By Dr. Sudipto Chatterjee PART 1 | PART 2 | PART 3
However, in Nine Hills One Valley and its two partner-plays (all written and directed by Thiyam), the ‘message’ becomes the ‘medium.’ Thiyam talks about
the history of Manipur in epic dimensions, reverting to the rich folkloric storehouse of the culture that stands in stark and dark contrast to the present condition of the
downtrodden Manipuri people. Nine Hills One Valley (Ching-lon Mapam Tampak Ama) is a haunting and powerful allegory that explores the turmoil that consumes Thiyam’s native
Manipur today. Kangla Online, a Manipuri web-based news source review of the play recognized this change of attitude in Thiyam’s art. “Amidst the ‘out of mind and out of
sight’ criticisms of some people who revile most of Ratan Thiyam’s plays [as] rather Indianised thematically, his latest production Nine Hills One Valley... is, incidentally
based on the chaotic upheavals of the world and more particularly on the present Manipur, in a solid and sensible manner. This time Nine Hills One Valley would seal the
mouths of those who... openly judged Ratan Thiyam [only] by the titles of his plays.”

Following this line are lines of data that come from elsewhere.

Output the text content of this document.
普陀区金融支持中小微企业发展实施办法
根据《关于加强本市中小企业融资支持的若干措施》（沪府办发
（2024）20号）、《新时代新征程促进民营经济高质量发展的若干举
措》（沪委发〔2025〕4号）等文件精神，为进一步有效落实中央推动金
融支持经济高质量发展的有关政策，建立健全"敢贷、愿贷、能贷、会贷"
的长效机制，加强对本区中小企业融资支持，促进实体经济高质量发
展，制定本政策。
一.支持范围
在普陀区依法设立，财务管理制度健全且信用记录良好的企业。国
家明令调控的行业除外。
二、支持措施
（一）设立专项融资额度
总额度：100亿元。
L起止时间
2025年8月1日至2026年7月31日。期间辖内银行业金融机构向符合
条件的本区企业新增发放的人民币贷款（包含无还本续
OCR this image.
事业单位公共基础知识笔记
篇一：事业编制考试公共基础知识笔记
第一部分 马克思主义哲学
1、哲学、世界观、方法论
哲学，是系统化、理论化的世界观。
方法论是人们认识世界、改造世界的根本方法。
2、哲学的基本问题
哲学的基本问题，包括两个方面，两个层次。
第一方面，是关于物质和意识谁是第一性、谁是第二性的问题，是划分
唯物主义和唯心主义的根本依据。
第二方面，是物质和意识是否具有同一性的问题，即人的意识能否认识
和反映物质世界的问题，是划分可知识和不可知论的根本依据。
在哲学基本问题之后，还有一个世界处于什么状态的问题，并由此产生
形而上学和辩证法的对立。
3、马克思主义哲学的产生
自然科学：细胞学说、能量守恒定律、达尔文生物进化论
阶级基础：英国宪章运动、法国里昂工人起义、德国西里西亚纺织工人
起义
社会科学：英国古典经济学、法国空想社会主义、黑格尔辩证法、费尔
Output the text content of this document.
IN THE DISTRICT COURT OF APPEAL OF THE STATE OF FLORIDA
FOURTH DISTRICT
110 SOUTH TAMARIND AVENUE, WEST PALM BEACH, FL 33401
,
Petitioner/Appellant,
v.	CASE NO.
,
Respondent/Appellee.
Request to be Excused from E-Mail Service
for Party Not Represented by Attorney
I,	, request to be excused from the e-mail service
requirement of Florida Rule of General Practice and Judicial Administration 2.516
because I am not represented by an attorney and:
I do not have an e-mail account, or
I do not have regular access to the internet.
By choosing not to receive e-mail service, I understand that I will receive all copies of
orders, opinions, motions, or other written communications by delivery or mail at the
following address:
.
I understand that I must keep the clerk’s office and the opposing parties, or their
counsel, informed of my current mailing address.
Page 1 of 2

Ratan Thiyam had already deeply embroiled himself in the vortex of political controversy in 2001, aligning himself with the betrayed people of his tortured home by
returning the Padma Shri, the highest honor given by the Indian Government to a civilian, in protest against the army and administration’s atrocities in Manipur. He had then
said, “Life is not normal in the valley of Manipur... [But] no tangible effort or urgency is visible on the part of the [Central Government]. It is decaying by the day and
there is no helping hand coming forward. It is not disrespect for the civilian honor.. conferred on me, it is the compulsion of my bleeding heart. Although it is a very
painful decision, I am, as a protest, relinquishing this honor.”
Nine Hills One Valley, Thiyam’s latest meditation on Manipur, does not quite come as an act of sudden alignment with the unrest at home. It is simply a more direct
vocalization of his concerns, expressed (as ever) through the concurrently robust and fragile, subtle and unequivocal, melodious and discordant, complex and simple, but
consistently engaging the language of total performativity. Once again, we bear witness to Thiyam’s masterly equipoise of theatrical harmony. Nine Hills One Valley, not
unlike his earlier masterpieces, is a true measure of Thiyam’s lucent creativity, empowered by the underlying belligerence (yet never overbearing in insistence or anger) of a
political unawareness that speaks to and partakes of the sorrows of all beleaguered peoples in a world beset with grief and unrest.